One thing the U.S. Marine Corps has learned, or relearned, since September 11, 2001 is that flexibility and preparation are powerful and often decisive tools on current battlefields. This the marines learned again and again as they found themselves in landlocked Afghanistan in 2002 and operating as a mechanized assault force during the 2003 invasion of Iraq. Since then marines have done just about everything except their traditional amphibious combat operations.
But now the marines are back to preparing for amphibious operations, but with a difference. The marines have noted that they are often called on to move and operate from any ships available, not just the special amphibious ships the U.S. Navy maintains. So marines are examining the details of operating detachments of marines (from a few dozen to a few hundred) and aircraft (helicopters and V-22s) from a wide variety of commercial ships and foreign (mainly NATO allies) amphibious vessels. This involves learning details of how these other ships operate and how marine amphibious warfare procedures will have to be modified. For commercial ships is means being able to quickly merge the marine communications and operating procedures with the commercial gear and rules on civilian ships.
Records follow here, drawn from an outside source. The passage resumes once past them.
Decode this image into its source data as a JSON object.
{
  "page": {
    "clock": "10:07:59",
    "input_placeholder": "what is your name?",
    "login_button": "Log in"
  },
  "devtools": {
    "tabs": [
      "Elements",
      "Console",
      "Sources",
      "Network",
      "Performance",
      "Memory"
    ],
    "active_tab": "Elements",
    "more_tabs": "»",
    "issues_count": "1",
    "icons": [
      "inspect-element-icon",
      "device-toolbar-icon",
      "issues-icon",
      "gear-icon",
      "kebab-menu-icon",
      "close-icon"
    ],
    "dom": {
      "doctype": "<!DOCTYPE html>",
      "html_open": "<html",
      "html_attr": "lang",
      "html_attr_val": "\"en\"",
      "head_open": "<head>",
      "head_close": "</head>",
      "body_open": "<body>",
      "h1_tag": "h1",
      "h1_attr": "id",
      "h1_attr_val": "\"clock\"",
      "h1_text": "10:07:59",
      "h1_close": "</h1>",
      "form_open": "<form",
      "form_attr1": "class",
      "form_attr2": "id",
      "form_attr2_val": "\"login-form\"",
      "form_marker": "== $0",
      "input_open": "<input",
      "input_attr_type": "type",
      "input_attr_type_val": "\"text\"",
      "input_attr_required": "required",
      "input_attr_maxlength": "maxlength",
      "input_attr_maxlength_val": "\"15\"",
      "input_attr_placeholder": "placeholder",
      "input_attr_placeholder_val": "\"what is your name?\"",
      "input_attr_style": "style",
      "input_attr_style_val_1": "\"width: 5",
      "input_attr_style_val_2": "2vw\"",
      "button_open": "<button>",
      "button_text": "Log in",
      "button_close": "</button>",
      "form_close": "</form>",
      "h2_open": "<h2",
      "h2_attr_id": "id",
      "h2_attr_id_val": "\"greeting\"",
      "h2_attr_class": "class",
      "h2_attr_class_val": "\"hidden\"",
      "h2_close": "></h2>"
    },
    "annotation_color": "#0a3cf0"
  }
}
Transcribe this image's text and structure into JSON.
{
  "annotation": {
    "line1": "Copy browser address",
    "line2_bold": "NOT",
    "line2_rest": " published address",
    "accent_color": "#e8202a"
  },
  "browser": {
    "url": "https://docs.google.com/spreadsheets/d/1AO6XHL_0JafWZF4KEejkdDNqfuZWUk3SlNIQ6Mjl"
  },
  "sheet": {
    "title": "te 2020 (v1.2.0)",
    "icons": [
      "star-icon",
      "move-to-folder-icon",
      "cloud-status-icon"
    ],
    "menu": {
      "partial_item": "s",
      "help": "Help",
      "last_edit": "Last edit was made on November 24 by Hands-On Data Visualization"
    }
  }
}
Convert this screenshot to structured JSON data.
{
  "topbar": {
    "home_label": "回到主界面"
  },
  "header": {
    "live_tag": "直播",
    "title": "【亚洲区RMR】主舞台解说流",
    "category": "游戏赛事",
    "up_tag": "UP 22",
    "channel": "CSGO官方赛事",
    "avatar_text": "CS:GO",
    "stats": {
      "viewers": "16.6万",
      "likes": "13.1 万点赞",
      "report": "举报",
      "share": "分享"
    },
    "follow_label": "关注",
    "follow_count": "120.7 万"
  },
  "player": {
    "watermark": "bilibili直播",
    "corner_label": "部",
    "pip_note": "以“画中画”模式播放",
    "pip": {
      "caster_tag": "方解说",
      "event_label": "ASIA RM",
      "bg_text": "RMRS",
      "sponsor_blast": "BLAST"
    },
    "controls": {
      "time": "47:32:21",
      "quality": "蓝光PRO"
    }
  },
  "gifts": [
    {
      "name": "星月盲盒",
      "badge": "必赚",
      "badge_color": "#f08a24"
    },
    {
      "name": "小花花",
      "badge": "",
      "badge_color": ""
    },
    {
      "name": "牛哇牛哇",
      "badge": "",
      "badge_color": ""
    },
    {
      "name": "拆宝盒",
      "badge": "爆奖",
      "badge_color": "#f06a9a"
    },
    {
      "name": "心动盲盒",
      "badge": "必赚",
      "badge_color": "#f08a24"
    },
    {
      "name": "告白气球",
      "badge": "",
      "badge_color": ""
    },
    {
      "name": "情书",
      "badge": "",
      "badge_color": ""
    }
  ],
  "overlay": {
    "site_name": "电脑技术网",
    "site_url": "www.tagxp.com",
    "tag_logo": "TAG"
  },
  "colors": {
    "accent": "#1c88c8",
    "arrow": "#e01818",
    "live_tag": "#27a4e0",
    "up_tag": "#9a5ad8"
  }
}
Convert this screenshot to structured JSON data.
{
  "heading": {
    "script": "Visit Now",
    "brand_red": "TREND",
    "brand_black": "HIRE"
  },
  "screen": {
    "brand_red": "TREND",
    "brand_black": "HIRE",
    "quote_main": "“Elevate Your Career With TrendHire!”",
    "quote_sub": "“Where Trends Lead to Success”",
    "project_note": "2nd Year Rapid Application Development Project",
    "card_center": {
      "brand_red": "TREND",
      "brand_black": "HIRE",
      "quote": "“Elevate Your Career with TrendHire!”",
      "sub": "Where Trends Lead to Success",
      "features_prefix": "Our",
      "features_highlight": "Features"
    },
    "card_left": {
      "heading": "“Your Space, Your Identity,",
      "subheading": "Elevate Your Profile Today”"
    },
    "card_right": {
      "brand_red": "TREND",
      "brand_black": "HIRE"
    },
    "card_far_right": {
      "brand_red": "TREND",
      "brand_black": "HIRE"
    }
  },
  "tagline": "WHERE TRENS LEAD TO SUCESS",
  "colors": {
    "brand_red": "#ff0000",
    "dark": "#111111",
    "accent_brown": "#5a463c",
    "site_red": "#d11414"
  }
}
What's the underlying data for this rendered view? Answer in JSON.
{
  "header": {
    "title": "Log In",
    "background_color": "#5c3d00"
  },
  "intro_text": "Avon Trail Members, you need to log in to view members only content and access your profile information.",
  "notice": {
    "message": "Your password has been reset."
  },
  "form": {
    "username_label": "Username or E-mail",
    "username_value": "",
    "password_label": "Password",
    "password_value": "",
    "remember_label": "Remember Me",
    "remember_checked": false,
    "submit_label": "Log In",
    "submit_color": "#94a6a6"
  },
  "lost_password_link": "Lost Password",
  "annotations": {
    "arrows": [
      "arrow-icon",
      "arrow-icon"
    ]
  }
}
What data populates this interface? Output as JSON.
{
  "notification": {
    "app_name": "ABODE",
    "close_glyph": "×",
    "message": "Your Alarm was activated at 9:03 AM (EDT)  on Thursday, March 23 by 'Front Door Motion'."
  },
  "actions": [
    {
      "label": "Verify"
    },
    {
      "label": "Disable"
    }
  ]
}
This includes learning how to use new types of military and commercial small boats to get from non-U.S. amphibious vessels to the shore.
The adaptation also includes learning how to use American logistical ships in new ways (supporting amphibious operations). These ships are designed to move supplies and equipment, but can, like any commercial ship, be adapted to use as an amphibious ship. In doing all this the marines are preparing for unknown future operations that past experience has shown will appear in unexpected ways.